Jeruselem artichoke tubers “JAT” treatment significantly improved AST and ALT enzymes, as compared to CCl4 control group and succeeded to attenuate histopathological manifestations of hepatic fibrosis and lowered fibrosis score [47]. Hepatoprotectvie effect of JAE may be due to its antioxidant activity [48]. Oral administration of JAE might have a potential benefit of ameliorating diabetic symptoms by improving liver damage caused by STZ [49].
Research [50] reported that, the level of ALT enzyme decreased with diet containing olive oil, on the other side the high amount of olive oil (up to 20%) reduced total cholesterol in rats. Research [51] examined the effects of virgin olive oil on serum AST and ALT enzymes through a normal fat diet for 50 patients suffering from NAFLD. The authors reported that, a significant decrease in these enzymes was observed in the intervention group, as compared to the controls.

The effect of treating diabetic rats with olive oil, Helianthus tuberosus and (olive oil and Helianthus tuberosus together) on serum uric acid, urea nitrogen and creatinine presented in Table 7. The data in Table 7 revealed that, the mean value of serum uric acid, urea nitrogen and creatinine increased significantly (p≤0.05) in the positive control group, as compared to the negative control group.
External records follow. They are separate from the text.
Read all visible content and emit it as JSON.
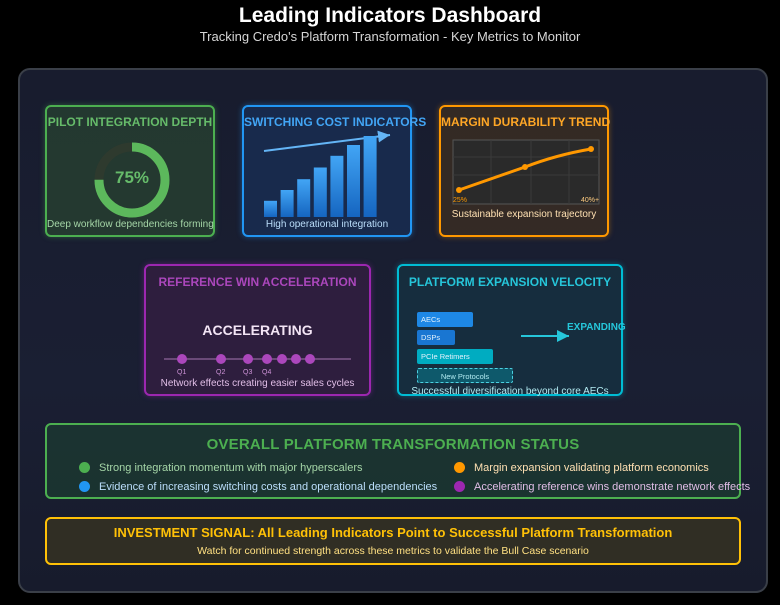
{
  "header": {
    "title": "Leading Indicators Dashboard",
    "subtitle": "Tracking Credo's Platform Transformation - Key Metrics to Monitor"
  },
  "cards": {
    "pilot": {
      "title": "PILOT INTEGRATION DEPTH",
      "value_label": "75%",
      "progress_fraction": 0.75,
      "caption": "Deep workflow dependencies forming",
      "color": "#4caf50"
    },
    "switching": {
      "title": "SWITCHING COST INDICATORS",
      "bar_levels": [
        0.18,
        0.3,
        0.42,
        0.55,
        0.68,
        0.8,
        0.9
      ],
      "caption": "High operational integration",
      "color": "#2196f3"
    },
    "margin": {
      "title": "MARGIN DURABILITY TREND",
      "start_label": "25%",
      "end_label": "40%+",
      "caption": "Sustainable expansion trajectory",
      "color": "#ff9800"
    },
    "reference": {
      "title": "REFERENCE WIN ACCELERATION",
      "status_word": "ACCELERATING",
      "quarters": [
        "Q1",
        "Q2",
        "Q3",
        "Q4"
      ],
      "caption": "Network effects creating easier sales cycles",
      "color": "#9c27b0"
    },
    "platform": {
      "title": "PLATFORM EXPANSION VELOCITY",
      "products": [
        "AECs",
        "DSPs",
        "PCIe Retimers",
        "New Protocols"
      ],
      "arrow_label": "EXPANDING",
      "caption": "Successful diversification beyond core AECs",
      "color": "#00bcd4"
    }
  },
  "status": {
    "title": "OVERALL PLATFORM TRANSFORMATION STATUS",
    "bullets": [
      {
        "text": "Strong integration momentum with major hyperscalers",
        "color": "#4caf50"
      },
      {
        "text": "Margin expansion validating platform economics",
        "color": "#ff9800"
      },
      {
        "text": "Evidence of increasing switching costs and operational dependencies",
        "color": "#2196f3"
      },
      {
        "text": "Accelerating reference wins demonstrate network effects",
        "color": "#9c27b0"
      }
    ]
  },
  "signal": {
    "title": "INVESTMENT SIGNAL: All Leading Indicators Point to Successful Platform Transformation",
    "subtitle": "Watch for continued strength across these metrics to validate the Bull Case scenario"
  }
}
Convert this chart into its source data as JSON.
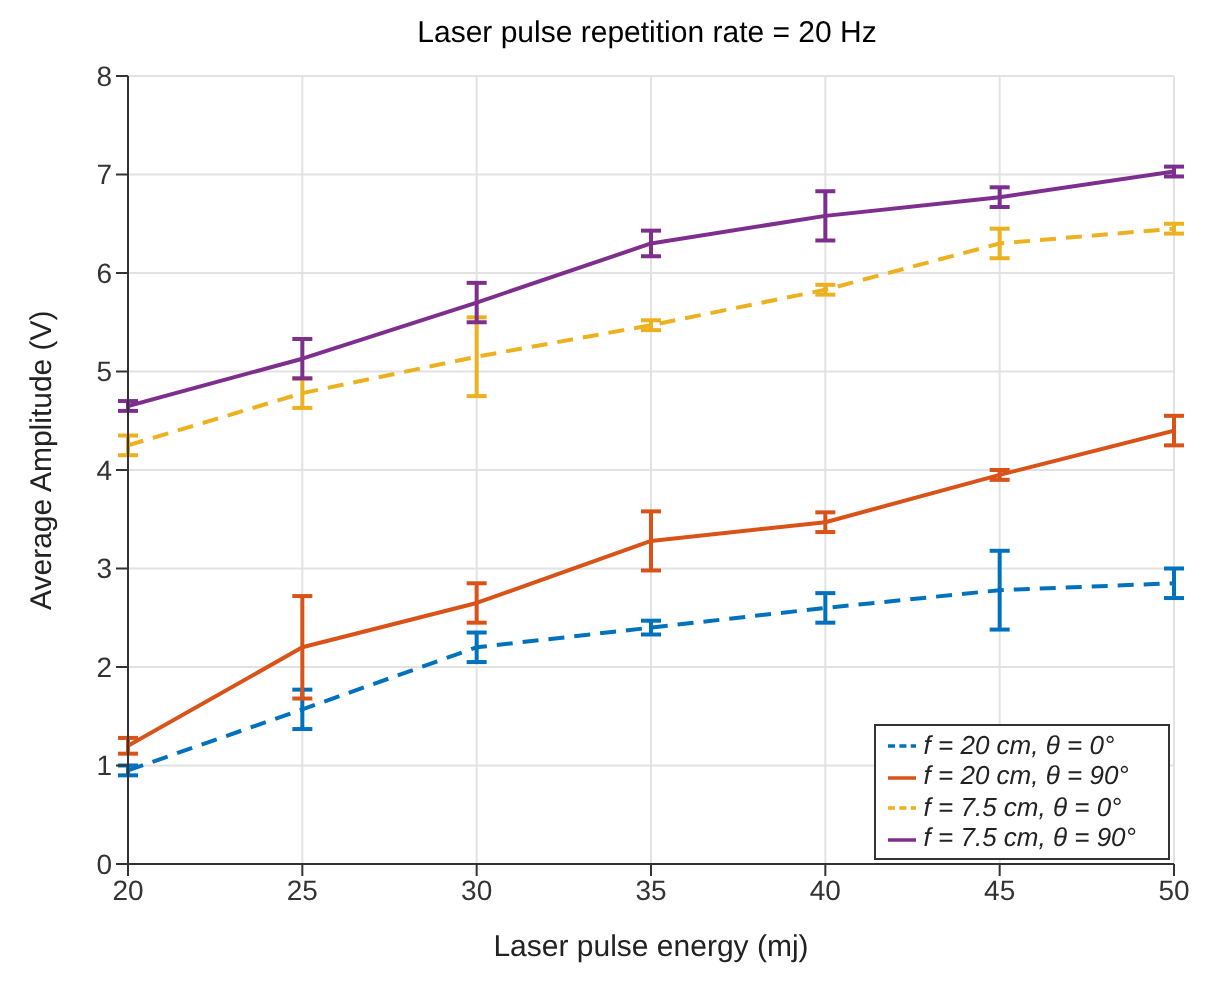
{
  "chart_data": {
    "type": "line",
    "title": "Laser pulse repetition rate = 20 Hz",
    "xlabel": "Laser pulse energy (mj)",
    "ylabel": "Average Amplitude (V)",
    "x": [
      20,
      25,
      30,
      35,
      40,
      45,
      50
    ],
    "series": [
      {
        "name": "f = 20 cm, θ = 0°",
        "color": "#0072bd",
        "line_style": "dashed",
        "values": [
          0.95,
          1.57,
          2.2,
          2.4,
          2.6,
          2.78,
          2.85
        ],
        "errors": [
          0.05,
          0.2,
          0.15,
          0.07,
          0.15,
          0.4,
          0.15
        ]
      },
      {
        "name": "f = 20 cm, θ = 90°",
        "color": "#d95319",
        "line_style": "solid",
        "values": [
          1.2,
          2.2,
          2.65,
          3.28,
          3.47,
          3.95,
          4.4
        ],
        "errors": [
          0.08,
          0.52,
          0.2,
          0.3,
          0.1,
          0.05,
          0.15
        ]
      },
      {
        "name": "f = 7.5 cm, θ = 0°",
        "color": "#edb120",
        "line_style": "dashed",
        "values": [
          4.25,
          4.78,
          5.15,
          5.47,
          5.83,
          6.3,
          6.45
        ],
        "errors": [
          0.1,
          0.15,
          0.4,
          0.05,
          0.05,
          0.15,
          0.05
        ]
      },
      {
        "name": "f = 7.5 cm, θ = 90°",
        "color": "#7e2f8e",
        "line_style": "solid",
        "values": [
          4.65,
          5.13,
          5.7,
          6.3,
          6.58,
          6.77,
          7.03
        ],
        "errors": [
          0.05,
          0.2,
          0.2,
          0.13,
          0.25,
          0.1,
          0.05
        ]
      }
    ],
    "xlim": [
      20,
      50
    ],
    "xticks": [
      20,
      25,
      30,
      35,
      40,
      45,
      50
    ],
    "ylim": [
      0,
      8
    ],
    "yticks": [
      0,
      1,
      2,
      3,
      4,
      5,
      6,
      7,
      8
    ],
    "grid": true,
    "legend": "bottom right",
    "marker": "none"
  }
}
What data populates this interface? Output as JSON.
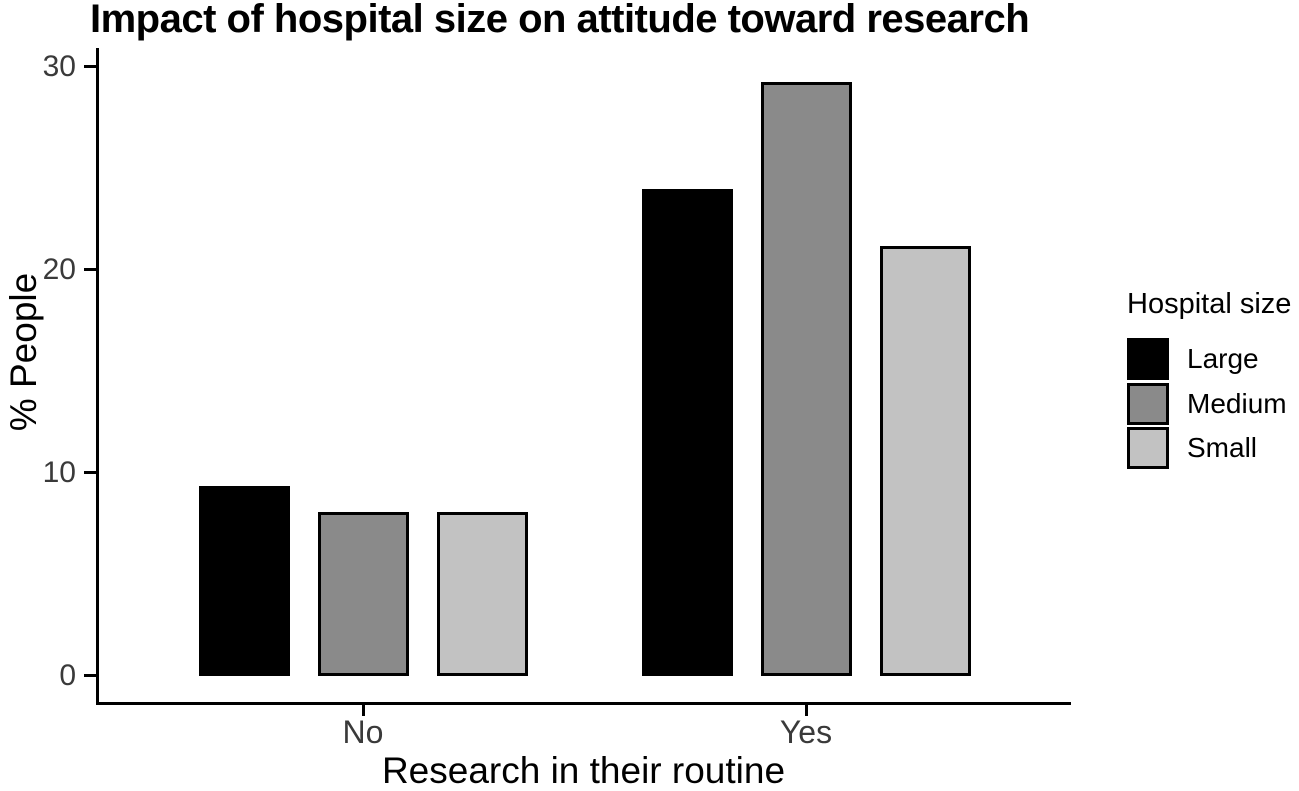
{
  "figure": {
    "title": "Impact of hospital size on attitude toward research"
  },
  "chart_data": {
    "type": "bar",
    "title": "Impact of hospital size on attitude toward research",
    "xlabel": "Research in their routine",
    "ylabel": "% People",
    "categories": [
      "No",
      "Yes"
    ],
    "series": [
      {
        "name": "Large",
        "color": "#000000",
        "values": [
          9.4,
          24.0
        ]
      },
      {
        "name": "Medium",
        "color": "#8a8a8a",
        "values": [
          8.1,
          29.3
        ]
      },
      {
        "name": "Small",
        "color": "#c2c2c2",
        "values": [
          8.1,
          21.2
        ]
      }
    ],
    "ylim": [
      0,
      30
    ],
    "yticks": [
      0,
      10,
      20,
      30
    ],
    "grid": false,
    "bar_outline_color": "#000000",
    "legend": {
      "title": "Hospital size",
      "position": "right",
      "items": [
        {
          "label": "Large",
          "color": "#000000"
        },
        {
          "label": "Medium",
          "color": "#8a8a8a"
        },
        {
          "label": "Small",
          "color": "#c2c2c2"
        }
      ]
    }
  }
}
Treating rats, which were, suffer from diabetes with the two dosage of olive oil, two levels of Helianthus tuberosus and (olive oil and Helianthus tuberosus together) induced significant decrease p≤0.05 in serum uric acid, urea nitrogen and creatinine, as compared to the diabetic control group. Kidney functions improved gradually with increasing the levels of tested diets. Diabetic rats which fed on diet containing high amount of Helianthus tuberosus and treated daily with 0.5 ml olive oil/rat recorded the best results in kidney functions, followed by the group fed on diet containing low amount of Helianthus tuberosus (2%) and treated daily with 0.25 ml olive oil/rat, respectively.

In this respect, research [52] reported that, the metabolic disturbance in diabetic animals may be elevated renal functions. Research [53] indicated that, feeding hyperglycemic rats on diet containing Jerusalem artichoke tubers would reduce serum glucose levels and improve lipid profile including (triglycerides, total cholesterol and LDL-cholesterol). The authors also reported that this treatment improved also liver and kidney functions. On the other hand, other studies [54,55] reported that, feeding rats on a diet containing inulin and oligofructose for some weeks decreased uremia, in both normal and nepherectomized rats. This may be due to, dietary inulin increased the fecal nitrogen excretion and reduced renal excretion of nitrogen in rats [56]. On the other hand, olive oil could have a beneficial role against oxidative and renal stress in rat, which induced by mercuric chloride induced [57].

CONCLUSION

It could be concluded that, Jerusalem Artichoke “Helianthus tuberosus L.” and olive oil (alone or together) improved the nutritional status and decreased the side effects of diabetic rats.
 
ACKNOWLEDGEMENT

The study was supported by the University of Hail.